The content of this article is about the code example of topological sorting of directed acyclic graph in Python. It has certain reference value. Friends in need can refer to it. I hope it will be helpful to you.
Topological sorting of Python directed acyclic graph
The official definition of topological sorting is: from a partial order on a certain set to get the upper part of the set A total order of , this operation is called topological sorting. Personally, I believe that topological sorting is a sorting method that introduces the concept of in-degree into the basic traversal method of graphs and implements it around in-degree. Topological sorting is similar to the sorting of mro rules in Python multiple inheritance. If you want to study the mro rules in depth C3 algorithm, you might as well learn about the topological sorting of DAG (Directed Acyclic Graph).
In-degree: refers to the sum of the number of points pointed to a node in the directed graph
Directed Acyclic Graph: Directed Acyclic Graph, DAG for short. If you are familiar with machine learning, you will definitely be familiar with DAG, such as ANN , DNN, CNN, etc. are all typical DAG models. I won’t elaborate too much on these models here. Those who are interested can learn by themselves.
Take a directed acyclic graph as an example, as shown below:
# 定义图结构graph = { "A": ["B","C"], "B": ["D","E"], "C": ["D","E"], "D": ["F"], "E": ["F"], "F": [],}
A points to The element pointed to is B, the element pointed to by C
B is D, the element pointed to by E
C is D, the element pointed to by E
D is pointed to by F
E, and the element pointed to by F
F The element of is empty
That is, the in-degree of A is 0, the in-degree of B is 1, the in-degree of C is 1, the in-degree of D is 2, the in-degree of E is 2, and the in-degree of F is 2
In the topological sorting of DAG, each time a point with an in-degree of 0 is selected and added to the topological queue, and then all edges connected to this point are deleted.

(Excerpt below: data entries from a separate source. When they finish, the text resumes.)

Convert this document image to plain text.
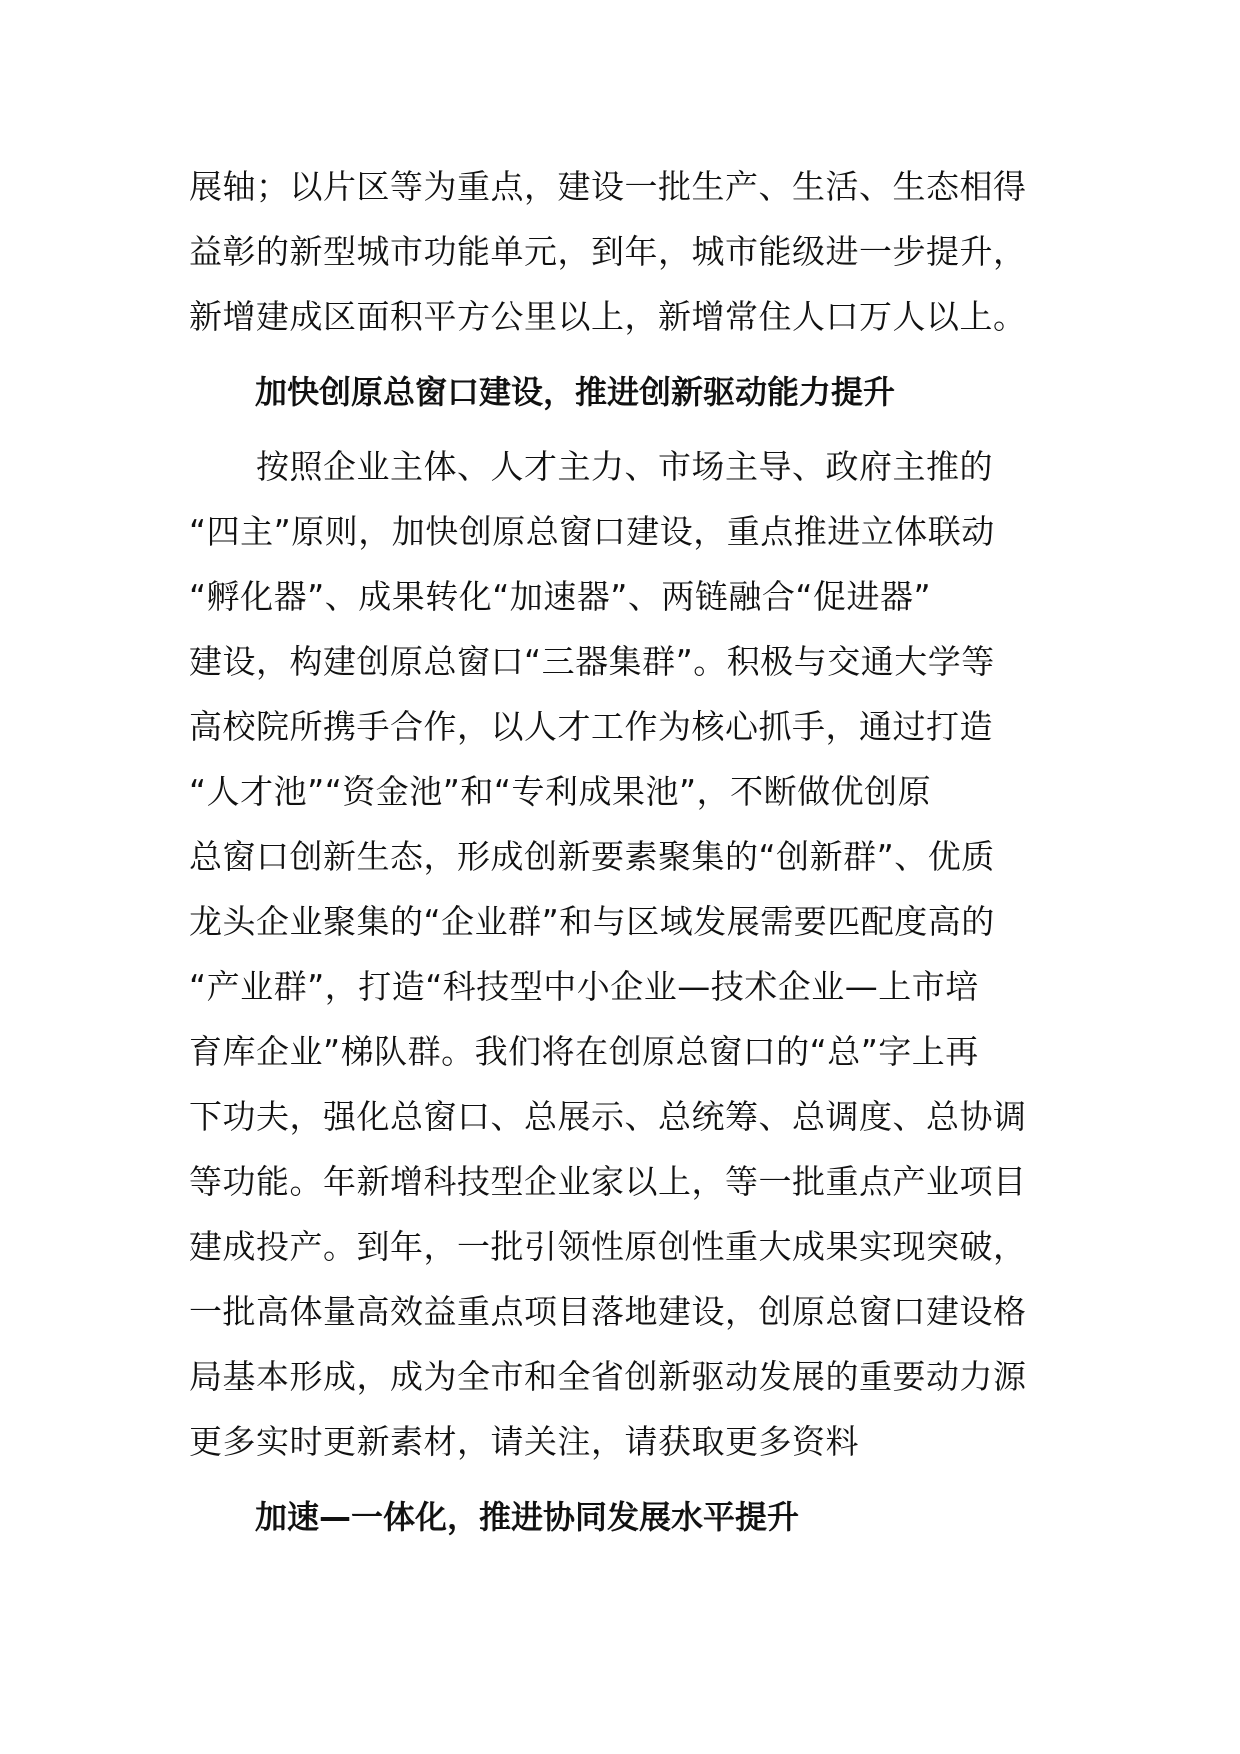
展轴；以片区等为重点，建设一批生产、生活、生态相得
益彰的新型城市功能单元，到年，城市能级进一步提升，
新增建成区面积平方公里以上，新增常住人口万人以上。
加快创原总窗口建设，推进创新驱动能力提升
　　按照企业主体、人才主力、市场主导、政府主推的
“四主”原则，加快创原总窗口建设，重点推进立体联动
“孵化器”、成果转化“加速器”、两链融合“促进器”
建设，构建创原总窗口“三器集群”。积极与交通大学等
高校院所携手合作，以人才工作为核心抓手，通过打造
“人才池”“资金池”和“专利成果池”，不断做优创原
总窗口创新生态，形成创新要素聚集的“创新群”、优质
龙头企业聚集的“企业群”和与区域发展需要匹配度高的
“产业群”，打造“科技型中小企业—技术企业—上市培
育库企业”梯队群。我们将在创原总窗口的“总”字上再
下功夫，强化总窗口、总展示、总统筹、总调度、总协调
等功能。年新增科技型企业家以上，等一批重点产业项目
建成投产。到年，一批引领性原创性重大成果实现突破，
一批高体量高效益重点项目落地建设，创原总窗口建设格
局基本形成，成为全市和全省创新驱动发展的重要动力源
更多实时更新素材，请关注，请获取更多资料
加速—一体化，推进协同发展水平提升
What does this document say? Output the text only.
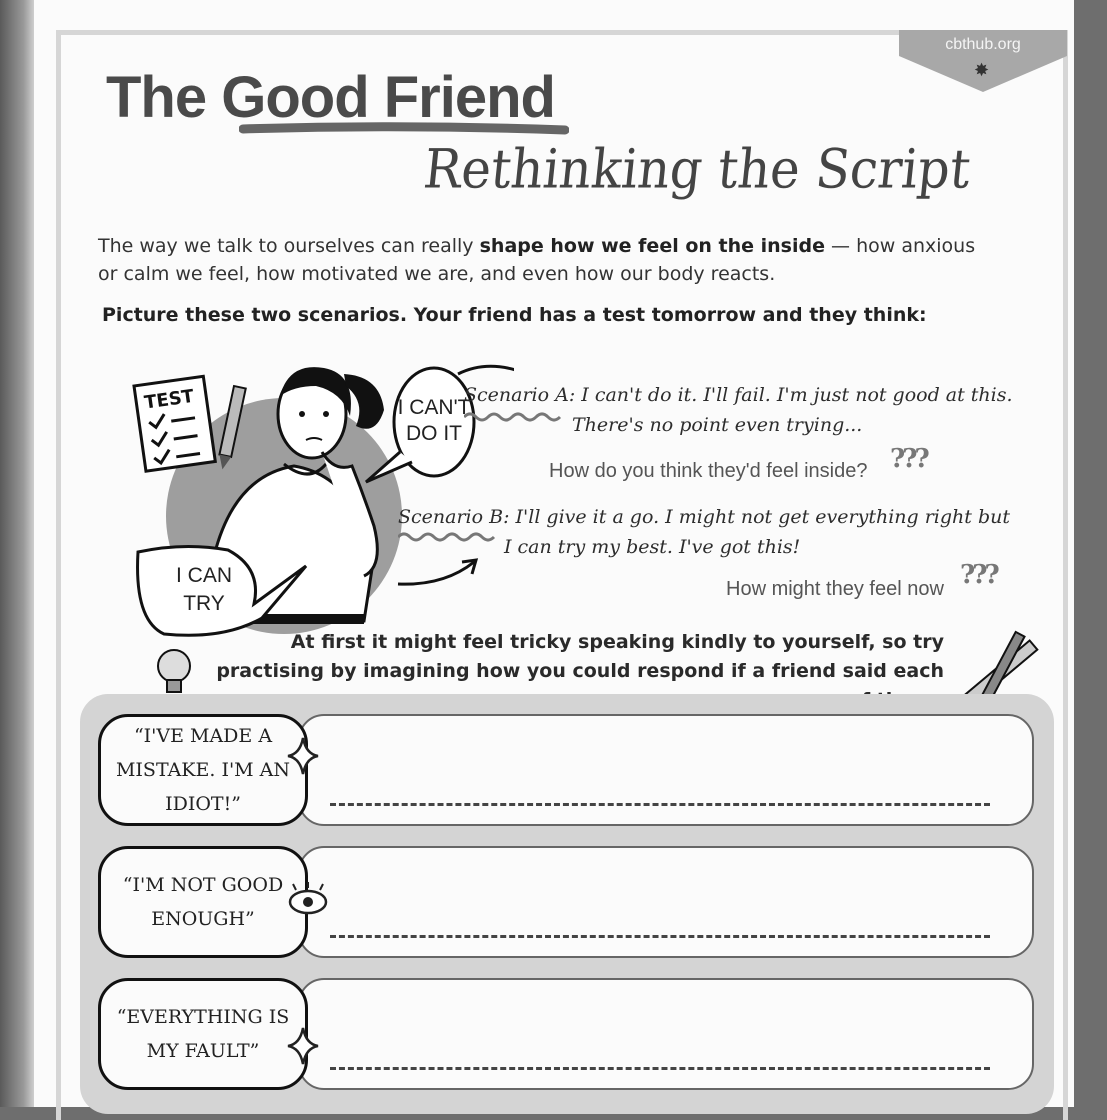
cbthub.org
✸
The Good Friend
Rethinking the Script
The way we talk to ourselves can really shape how we feel on the inside — how anxious or calm we feel, how motivated we are, and even how our body reacts.
Picture these two scenarios. Your friend has a test tomorrow and they think:
TEST	I CAN'T
DO IT
I CAN
TRY
Scenario A: I can't do it. I'll fail. I'm just not good at this.
There's no point even trying...
How do you think they'd feel inside? ???
Scenario B: I'll give it a go. I might not get everything right but
I can try my best. I've got this!
How might they feel now ???
At first it might feel tricky speaking kindly to yourself, so try
practising by imagining how you could respond if a friend said each
“I'VE MADE A MISTAKE. I'M AN IDIOT!”
“I'M NOT GOOD ENOUGH”
“EVERYTHING IS MY FAULT”
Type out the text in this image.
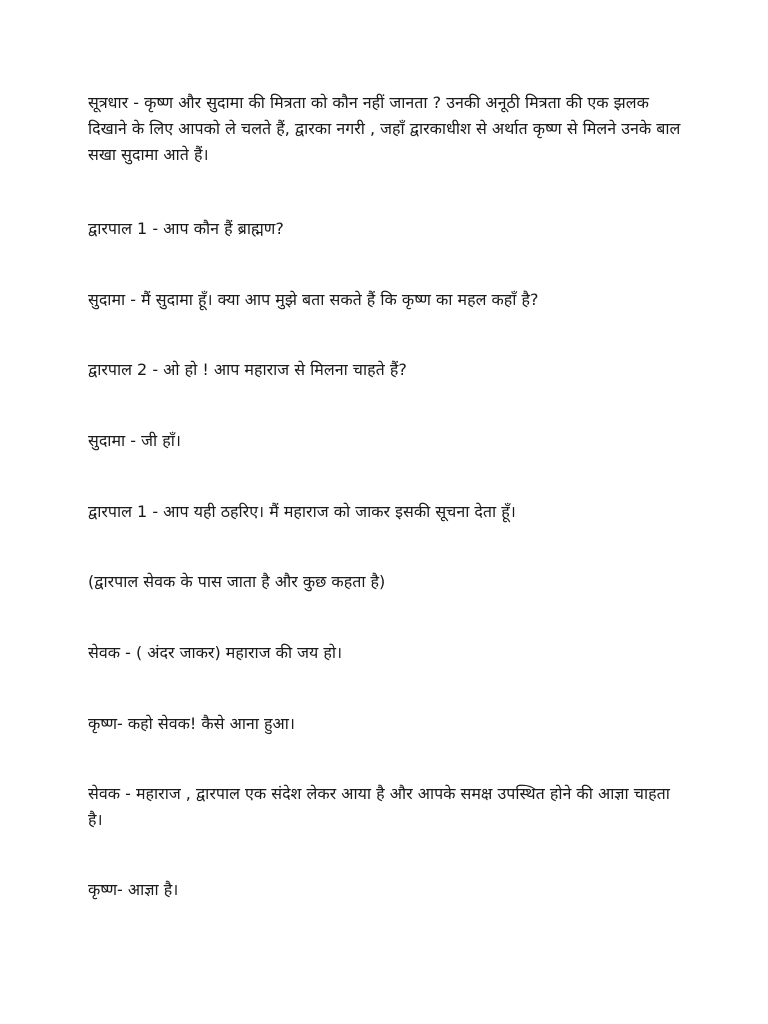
सूत्रधार - कृष्ण और सुदामा की मित्रता को कौन नहीं जानता ? उनकी अनूठी मित्रता की एक झलक दिखाने के लिए आपको ले चलते हैं, द्वारका नगरी , जहाँ द्वारकाधीश से अर्थात कृष्ण से मिलने उनके बाल सखा सुदामा आते हैं।

द्वारपाल 1 - आप कौन हैं ब्राह्मण?

सुदामा - मैं सुदामा हूँ। क्या आप मुझे बता सकते हैं कि कृष्ण का महल कहाँ है?

द्वारपाल 2 - ओ हो ! आप महाराज से मिलना चाहते हैं?

सुदामा - जी हाँ।

द्वारपाल 1 - आप यही ठहरिए। मैं महाराज को जाकर इसकी सूचना देता हूँ।

(द्वारपाल सेवक के पास जाता है और कुछ कहता है)

सेवक - ( अंदर जाकर) महाराज की जय हो।

कृष्ण- कहो सेवक! कैसे आना हुआ।

सेवक - महाराज , द्वारपाल एक संदेश लेकर आया है और आपके समक्ष उपस्थित होने की आज्ञा चाहता है।

कृष्ण- आज्ञा है।
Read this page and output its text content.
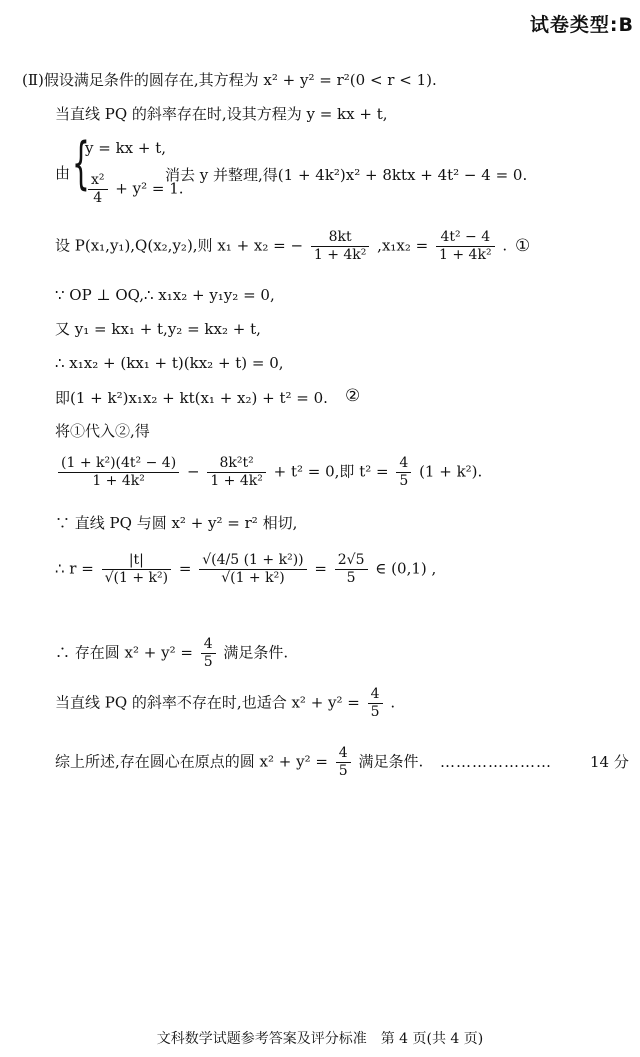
试卷类型:B
(Ⅱ)假设满足条件的圆存在,其方程为 x² + y² = r²(0 < r < 1).
当直线 PQ 的斜率存在时,设其方程为 y = kx + t,
由 {
y = kx + t,
$\frac{\text{x²}}{4} + y^2 = 1$.
消去 y 并整理,得(1 + 4k²)x² + 8ktx + 4t² − 4 = 0.
设 P(x₁,y₁),Q(x₂,y₂),则 x₁ + x₂ = − $\frac{8kt}{\text{1 + 4k²}} ,x_1x_2 = \frac{\text{4t² − 4}}{\text{1 + 4k²}}$ . ①
∵ OP ⊥ OQ,∴ x₁x₂ + y₁y₂ = 0,
又 y₁ = kx₁ + t,y₂ = kx₂ + t,
∴ x₁x₂ + (kx₁ + t)(kx₂ + t) = 0,
即(1 + k²)x₁x₂ + kt(x₁ + x₂) + t² = 0. ②
将①代入②,得
$\frac{\text{(1 + k²)(4t² − 4)}}{\text{1 + 4k²}} - \frac{\text{8k²t²}}{\text{1 + 4k²}} + t^2 = 0$,即 $t^2 = \frac{4}{5} (1 + k^2)$.
∵ 直线 PQ 与圆 x² + y² = r² 相切,
∴ $r = \frac{|t|}{\text{√(1 + k²)}} = \frac{\text{√(4/5 (1 + k²))}}{\text{√(1 + k²)}} = \frac{2√5}{5}$ ∈ (0,1) ,
∴ 存在圆 $x^2 + y^2 = \frac{4}{5}$ 满足条件.
当直线 PQ 的斜率不存在时,也适合 $x^2 + y^2 = \frac{4}{5}$ .
综上所述,存在圆心在原点的圆 $x^2 + y^2 = \frac{4}{5}$ 满足条件. …………………	14 分
文科数学试题参考答案及评分标准　第 4 页(共 4 页)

First find the point A with an in-degree of 0, take A out of the queue, add it to the result and remove the pointers related to A, that is, reduce the in-degrees of B and C by 1 to 0 and add B, C is added to the queue, and then the node with an in-degree of 0 is taken out from the head of the queue, and so on, and finally the result is output to complete the topological sorting of the DAG.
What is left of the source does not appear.